Cresol novolak resin, about 20% by weight epoxidized polybutadiene, about 8 to about 12% by weight epoxidized novolak, about 8 to about 12% by weight butylated phenol novolak, and about 0.5 to about 1.5% by weight diaryliodonium 12. The composition of claim 11, comprising hexafluoroantimonate.

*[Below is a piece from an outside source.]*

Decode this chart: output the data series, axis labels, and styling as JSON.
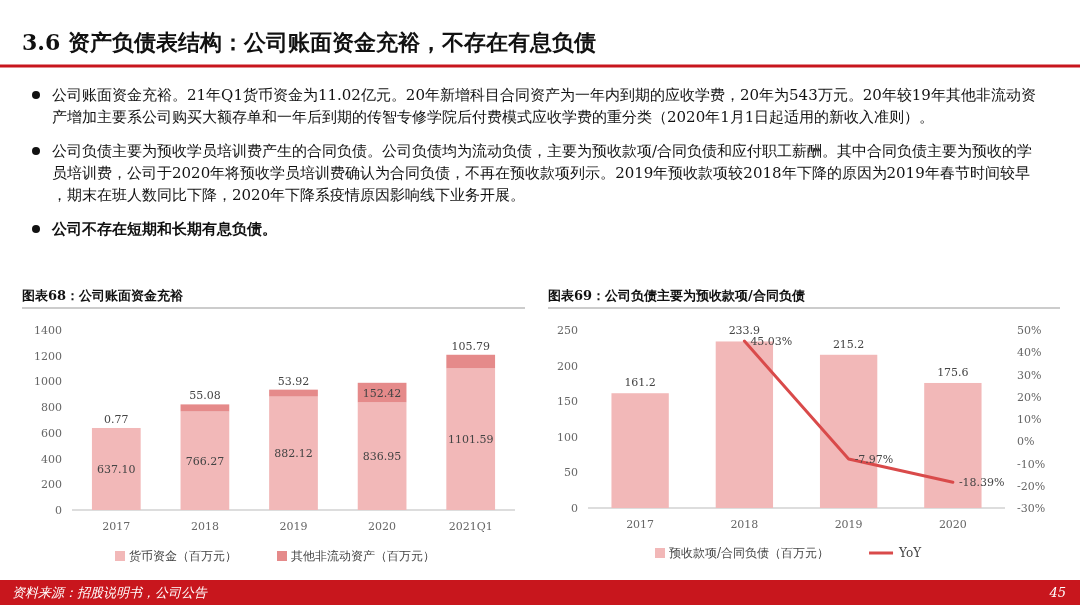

The inner layer according to the above. 13. A multilayer printed circuit board comprising a plurality of positive-type photo-imaged dielectric inner layers, wherein the inner layer is made of a novolak resin, an epoxy resin as a crosslinkable resin, or a radiation-induced layer of naphthoquinone diazide. Decomposition products,
And about 0.1 to about 2% by weight of a cured mixture of the thermal decomposition products of dicyandiamide or a thermally labile halogen-containing curing catalyst, wherein each of the photoimaged inner layers comprises lines, holes and A multilayer printed circuit board defining vias, wherein said lines, holes and vias are plated with a conductive metal. 14. The method according to claim 14, wherein the inner layer is a novolak resin, an epoxy resin, a radiation-induced decomposition product of naphthoquinonediazide, and diaryliodonium hexafluoroantimonate, tribromomethyl-phenylsulfone, trichloroacetamide, bis-chloroimidazole,
2,4- (trichloromethyl) -4-methoxyphenyl-6-triazine, 2,4- (trichloromethyl) -4-methoxynaphthyl
-6-triazine, 2,4- (trichloromethyl) -piperonyl
14. The multilayer printed circuit board according to claim 13, comprising a cured mixture of a pyrolysis product of a halogen-containing curing catalyst selected from the group consisting of -6-triazine, and mixtures thereof. 15. The multilayer printed circuit board according to claim 14, wherein the novolak resin is about 30 to about 80% by weight of the mixture before curing. 16. The multilayer printed circuit board of claim 13, wherein said epoxy resin is about 5% to about 40% by weight of the mixture before curing. 17. The multilayer printed circuit board according to claim 13, wherein the mixture before curing comprises about 45 to about 70% by weight of a novolak resin. 18. The halogen-containing curing catalyst is diaryliodonium hexafluoroantimonate,
The multilayer printed circuit board according to claim 14.